La foisonnante actualité de Ziad Kreidy, de Zeina SALEH KAYALI-Agenda culturel

MUSIQUE pianomusiqueconcert Zeina Saleh Kayali 17 août 2026 pour l’Agenda culturel

Alors qu’il vient de rentrer d’une brillante tournée à travers le Brésil, le pianiste et compositeur Ziad Kreidy fait part de son actualité à l’Agenda Culturel.

Quelle est la genèse de ces concerts que vous avez donnés dans plusieurs villes du Brésil ?

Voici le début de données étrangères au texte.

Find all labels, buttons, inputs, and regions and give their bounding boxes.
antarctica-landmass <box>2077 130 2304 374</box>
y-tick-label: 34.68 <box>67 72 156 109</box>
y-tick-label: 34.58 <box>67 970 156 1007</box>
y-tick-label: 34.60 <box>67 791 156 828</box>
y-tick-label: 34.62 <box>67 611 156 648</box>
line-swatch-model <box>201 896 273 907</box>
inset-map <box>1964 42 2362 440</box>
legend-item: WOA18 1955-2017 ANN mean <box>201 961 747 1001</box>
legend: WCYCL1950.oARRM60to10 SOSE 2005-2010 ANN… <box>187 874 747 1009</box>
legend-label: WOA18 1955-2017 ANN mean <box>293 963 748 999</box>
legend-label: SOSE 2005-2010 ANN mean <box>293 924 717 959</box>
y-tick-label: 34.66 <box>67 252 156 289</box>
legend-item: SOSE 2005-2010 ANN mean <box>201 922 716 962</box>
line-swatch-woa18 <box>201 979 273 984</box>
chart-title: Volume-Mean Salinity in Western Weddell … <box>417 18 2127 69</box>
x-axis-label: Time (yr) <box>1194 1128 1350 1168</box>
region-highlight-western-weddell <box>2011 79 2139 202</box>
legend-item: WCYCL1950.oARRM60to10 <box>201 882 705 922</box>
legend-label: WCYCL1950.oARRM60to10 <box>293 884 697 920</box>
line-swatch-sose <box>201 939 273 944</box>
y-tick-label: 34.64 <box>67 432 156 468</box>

Cette tournée s’est construite de façon assez inhabituelle. Tout a commencé lors de mon voyage au Chili en mars 2025, où j’interprétais le 27e concerto pour piano et orchestre de Mozart. J’y ai rencontré l’ambassadeur de France, qui souhaitait m’inviter en 2026. Le projet n’a malheureusement pas abouti, à cause des coupes budgétaires. Dans ce sillage, j’ai contacté l’ambassade de France au Brésil, et Laurent Weil m’a conseillé et accompagné tout au long du projet. La première invitation est venue d’Ana Garcia, directrice artistique du festival Virtuosi, dans l’État du Pernambouc, au nord-est du pays. En parallèle se dessinait un récital solo à Rio de Janeiro, dans la magnifique salle Cecília Meireles. Enfin, l’ambassadeur du Liban au Brésil a souhaité profiter de mon passage pour organiser un concert à Brasilia, conjointement avec l’ambassade de France. Trois concerts au total : un dans le Nord-Est, un à Rio, un dans la capitale.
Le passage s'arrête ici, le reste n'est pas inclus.